The access road for the hike crosses shale and should not be attempted after heavy rain or snow. The trails can become slick as well. Hiking poles aren't needed everywhere, but will come in handy.
From Bernalillo, head northwest on US 550. Just before the Rio Jemez bridge and San Ysidro, turn left on Cabezón Road. Immediately take the left fork to continue on that road. At 35 deg. 29.895 min. N, 106 deg. 50.465 min. W, turn right and park in the formal parking area. To begin the hike, follow the two-track northeast out of the parking area.
About 70 meters out the route splits; take the right fork (the main two-track) and continue northeast. After another 150 meters the two-tack makes an S-curve, curling east and then north. Continue to 35 deg. 30.246 min. N, 106 deg. 50.293 min. W, where the two-track forks. Take the right fork, which heads northeast and then east, for about 300 meters, then follow the rim of the anticline north. At 35 deg. 31.148 min. N, 106 deg. 50.369 min. W the marked trail splits left off the two-track. Continue north along the trail until it rejoins the two-track, which you follow northwest and down onto the central ridge of the anticline.
At 35 deg. 31.450 min. N, 106 deg. 50.703 min. W, one branch of the two-track heads north and the other heads south. Begin by following the north branch. At 35 deg. 31.547 min. N, 106 deg. 50.752 min. W, be sure to turn onto the side path that takes you to the ridge line just to the west. Once on the ridge line climb the rise just to the south to see a classic example of a travertine dome, then drop down along the ridge line to cross a travertine seep spring. (The water in the local springs has a high mineral content so don't drink it, even after purification.) If you continue north along the two-track, you will be able to visit other travertine formations.
Once finished exploring along the north branch of the two-track, return to where it branched (at 35 deg. 31.450 min. N, 106 deg. 50.703 min. W) and follow the other branch south. This two-track runs right past the travertine spring shown at the top of the page. If you climb the rise southeast of the spring, you'll see a fairly spectacular example of a travertine dome (but avoid the edges, which are undercut). As you continue south, the two-track dwindles into a one-track and drops off the central ridge. To complete the hike, you need to cross the valley bottom and hike up the ridge shown in the photo below.

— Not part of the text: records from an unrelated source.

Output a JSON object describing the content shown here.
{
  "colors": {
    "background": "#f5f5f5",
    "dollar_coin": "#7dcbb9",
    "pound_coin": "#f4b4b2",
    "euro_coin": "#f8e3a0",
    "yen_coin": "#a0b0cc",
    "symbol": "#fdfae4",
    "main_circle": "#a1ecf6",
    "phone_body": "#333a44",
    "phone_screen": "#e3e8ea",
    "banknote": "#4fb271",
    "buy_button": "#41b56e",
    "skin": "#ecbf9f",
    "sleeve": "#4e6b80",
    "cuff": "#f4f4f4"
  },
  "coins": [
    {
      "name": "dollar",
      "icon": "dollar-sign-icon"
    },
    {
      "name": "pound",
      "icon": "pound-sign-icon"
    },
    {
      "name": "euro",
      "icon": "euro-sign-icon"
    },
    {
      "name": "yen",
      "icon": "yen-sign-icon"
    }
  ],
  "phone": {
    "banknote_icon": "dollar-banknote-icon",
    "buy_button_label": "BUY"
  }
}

Once you reach the base of the ridge shown above, at 35 deg. 30.678 min. N, 106 deg. 50.553 min. W, don't head up the obvious "chute"; that's for bicyclists headed downhill. Instead, cut to the right and follow the trail up the back of the ridge toe. Also, part of the way up you'll come to a sort of gully carved out of the gypsum, leading straight up the ridge, while a fairly well-beaten path turns off to the right. Ignore the path and scramble up the gully, so that you stay on the ridge line.
Once you've topped out, head left and visit the local peak for a panoramic view. Catch the two-track at 35 deg. 30.407 min. N, 106 deg. 50.329 min. W and follow it downhill for an easy, leisurely final leg of the hike. At 35 deg. 30.246 min. N, 106 deg. 50.293 min. W you'll complete the loop portion of the hike (on the way in, you took the right fork of the two-track at this spot) and from there it's just a matter of retracing your steps to the car.